The fallacy of straight-line projections
On S-curves, fire departments, and the mistake that often clouds our judgment looking both forwards and backwards
An often-cited logical error is the linear projection fallacy, which happens when people assume that the future will look like a straight-line leap forward from the present. Rarely, if ever, is this true. Things change in fits and starts, growth starts out exponentially before leveling out in an S-curve, or some external variable changes the dynamics of what was being forecast.
■ The wise remain alert to the tendency we all have to stumble into this fallacy. But for all our shortcomings looking forward, we are often even worse at looking backwards. It’s difficult to contextualize backwards except in broad brushstrokes, but the effects can be awfully misleading.
■ We paint a historical portrait of Benjamin Franklin that depicts a Founding Father who had all of the big ideas sorted out. And he was, no doubt, an ingenious organizer. But we often lack a sense of scale.
■ Franklin was a citizen working on a level well within reach of us today. Many of his creations of great civic renown were improvements to his beloved city of Philadelphia. He was a major innovating force for the public library (the Library Company of Philadelphia), the fire department (the Union Fire Co.), and the humble city sewer and street-sweeping agency.
■ Philly may have been America’s biggest city at the time, but it wasn’t big by any objective measure today. When it was overtaken by New York City in the 1790 Census, Philadelphia had 28,522 residents -- a completely unremarkable figure, when compared to literally more than a thousand cities of the same size in America today. About half of all Americans live today in places at least as big as Franklin’s Philadelphia.
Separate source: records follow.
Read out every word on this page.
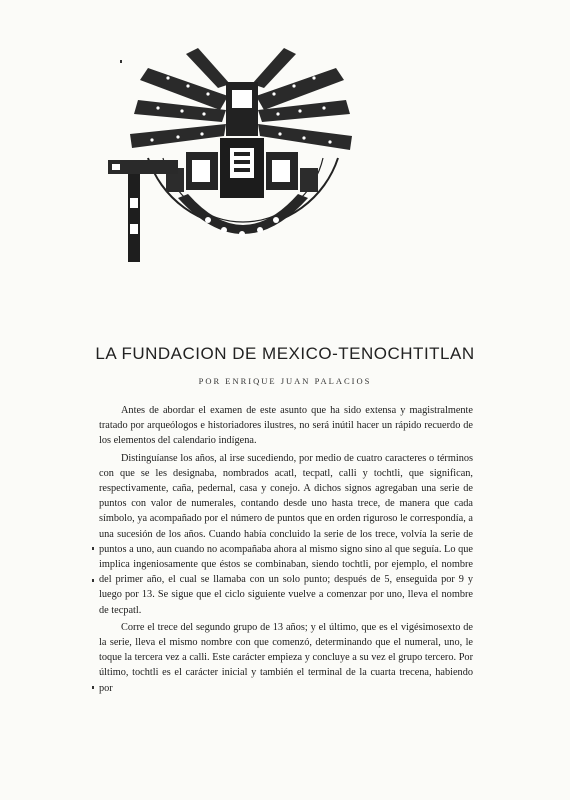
LA FUNDACION DE MEXICO-TENOCHTITLAN
POR ENRIQUE JUAN PALACIOS

Antes de abordar el examen de este asunto que ha sido extensa y magistralmente tratado por arqueólogos e historiadores ilustres, no será inútil hacer un rápido recuerdo de los elementos del calendario indígena.

Distinguíanse los años, al irse sucediendo, por medio de cuatro caracteres o términos con que se les designaba, nombrados acatl, tecpatl, calli y tochtli, que significan, respectivamente, caña, pedernal, casa y conejo. A dichos signos agregaban una serie de puntos con valor de numerales, contando desde uno hasta trece, de manera que cada símbolo, ya acompañado por el número de puntos que en orden riguroso le correspondía, a una sucesión de los años. Cuando había concluido la serie de los trece, volvía la serie de puntos a uno, aun cuando no acompañaba ahora al mismo signo sino al que seguía. Lo que implica ingeniosamente que éstos se combinaban, siendo tochtli, por ejemplo, el nombre del primer año, el cual se llamaba con un solo punto; después de 5, enseguida por 9 y luego por 13. Se sigue que el ciclo siguiente vuelve a comenzar por uno, lleva el nombre de tecpatl.

Corre el trece del segundo grupo de 13 años; y el último, que es el vigésimosexto de la serie, lleva el mismo nombre con que comenzó, determinando que el numeral, uno, le toque la tercera vez a calli. Este carácter empieza y concluye a su vez el grupo tercero. Por último, tochtli es el carácter inicial y también el terminal de la cuarta trecena, habiendo por
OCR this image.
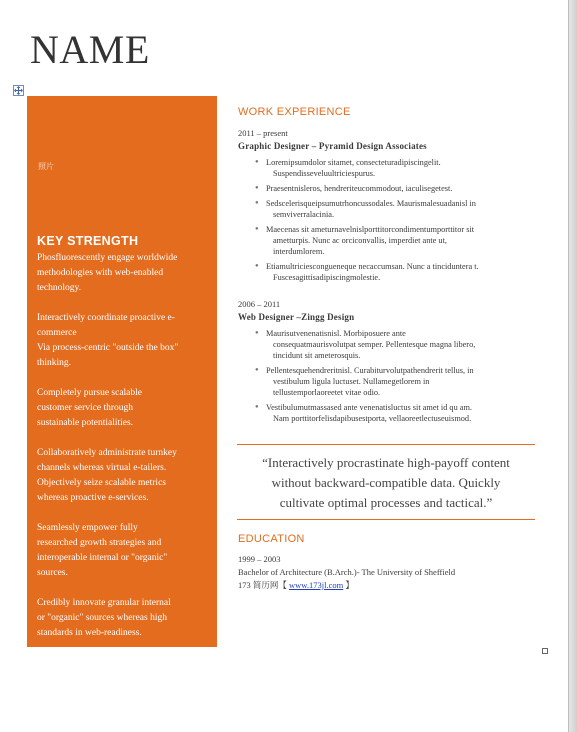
NAME
照片
KEY STRENGTH

Phosfluorescently engage worldwide
methodologies with web-enabled
technology.

Interactively coordinate proactive e-
commerce
Via process-centric "outside the box"
thinking.

Completely pursue scalable
customer service through
sustainable potentialities.

Collaboratively administrate turnkey
channels whereas virtual e-tailers.
Objectively seize scalable metrics
whereas proactive e-services.

Seamlessly empower fully
researched growth strategies and
interoperable internal or "organic"
sources.

Credibly innovate granular internal
or "organic" sources whereas high
standards in web-readiness.

WORK EXPERIENCE

2011 – present

Graphic Designer – Pyramid Design Associates

● Loremipsumdolor sitamet, consecteturadipiscingelit.
Suspendisseveluultriciespurus.
● Praesentnisleros, hendreriteucommodout, iaculisegetest.
● Sedscelerisqueipsumutrhoncussodales. Maurismalesuadanisl in
semviverralacinia.
● Maecenas sit ameturnavelnislporttitorcondimentumporttitor sit
ametturpis. Nunc ac orciconvallis, imperdiet ante ut,
interdumlorem.
● Etiamultriciescongueneque necaccumsan. Nunc a tinciduntera t.
Fuscesagittisadipiscingmolestie.

2006 – 2011

Web Designer –Zingg Design

● Maurisutvenenatisnisl. Morbiposuere ante
consequatmaurisvolutpat semper. Pellentesque magna libero,
tincidunt sit ameterosquis.
● Pellentesquehendreritnisl. Curabiturvolutpathendrerit tellus, in
vestibulum ligula luctuset. Nullamegetlorem in
tellustemporlaoreetet vitae odio.
● Vestibulumutmassased ante venenatisluctus sit amet id qu am.
Nam porttitorfelisdapibusestporta, vellaoreetlectuseuismod.
“Interactively procrastinate high-payoff content
without backward-compatible data. Quickly
cultivate optimal processes and tactical.”
EDUCATION

1999 – 2003

Bachelor of Architecture (B.Arch.)- The University of Sheffield

173 简历网【 www.173jl.com 】
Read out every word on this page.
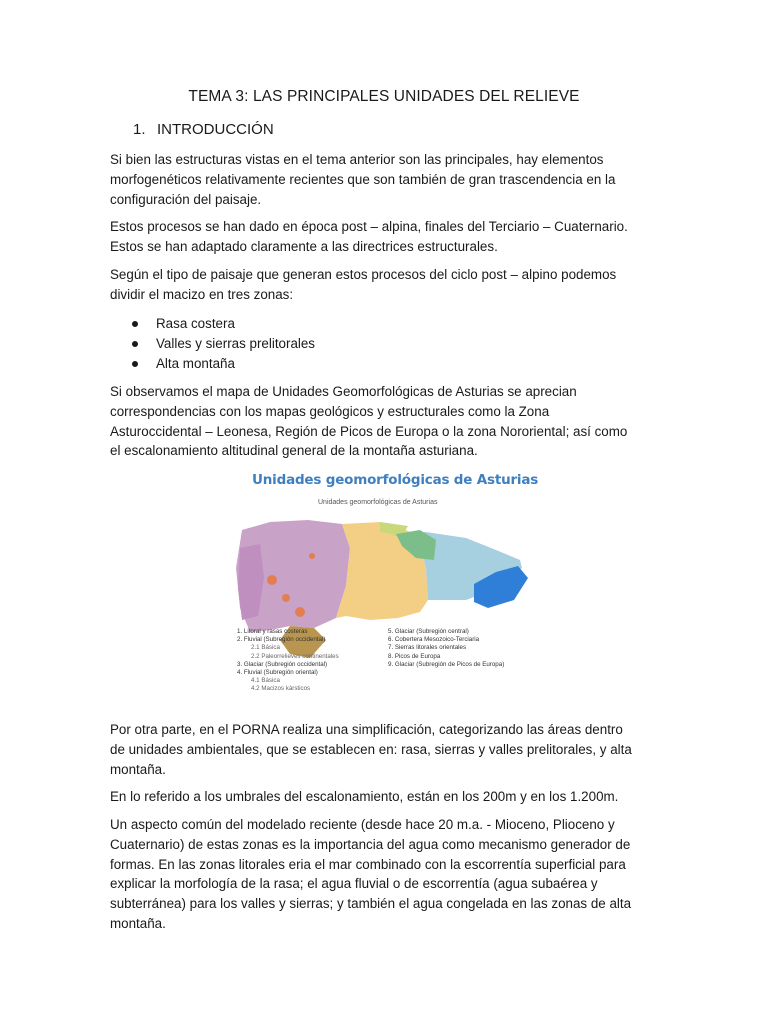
TEMA 3: LAS PRINCIPALES UNIDADES DEL RELIEVE
1. INTRODUCCIÓN
Si bien las estructuras vistas en el tema anterior son las principales, hay elementos
morfogenéticos relativamente recientes que son también de gran trascendencia en la
configuración del paisaje.
Estos procesos se han dado en época post – alpina, finales del Terciario – Cuaternario.
Estos se han adaptado claramente a las directrices estructurales.
Según el tipo de paisaje que generan estos procesos del ciclo post – alpino podemos
dividir el macizo en tres zonas:
Rasa costera
Valles y sierras prelitorales
Alta montaña
Si observamos el mapa de Unidades Geomorfológicas de Asturias se aprecian
correspondencias con los mapas geológicos y estructurales como la Zona
Asturoccidental – Leonesa, Región de Picos de Europa o la zona Nororiental; así como
el escalonamiento altitudinal general de la montaña asturiana.
Unidades geomorfológicas de Asturias
Unidades geomorfológicas de Asturias
1. Litoral y rasas costeras
2. Fluvial (Subregión occidental)
2.1 Básica
2.2 Paleorrelieves continentales
3. Glaciar (Subregión occidental)
4. Fluvial (Subregión oriental)
4.1 Básica
4.2 Macizos kársticos
5. Glaciar (Subregión central)
6. Cobertera Mesozoico-Terciaria
7. Sierras litorales orientales
8. Picos de Europa
9. Glaciar (Subregión de Picos de Europa)
Por otra parte, en el PORNA realiza una simplificación, categorizando las áreas dentro
de unidades ambientales, que se establecen en: rasa, sierras y valles prelitorales, y alta
montaña.
En lo referido a los umbrales del escalonamiento, están en los 200m y en los 1.200m.
Un aspecto común del modelado reciente (desde hace 20 m.a. - Mioceno, Plioceno y
Cuaternario) de estas zonas es la importancia del agua como mecanismo generador de
formas. En las zonas litorales eria el mar combinado con la escorrentía superficial para
explicar la morfología de la rasa; el agua fluvial o de escorrentía (agua subaérea y
subterránea) para los valles y sierras; y también el agua congelada en las zonas de alta
montaña.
■ This should tell us that great improvements in municipal living are well within reach. We shouldn’t be daunted by issues of resources, technology, or scale: If Franklin could innovate under 1700s-era limitations (no electric light, for one thing, and an inflation-adjusted GDP per capita of about $2,500), in a town with fewer than 30,000 residents, then very little stands between him and us that can’t be easily overcome with imagination and drive.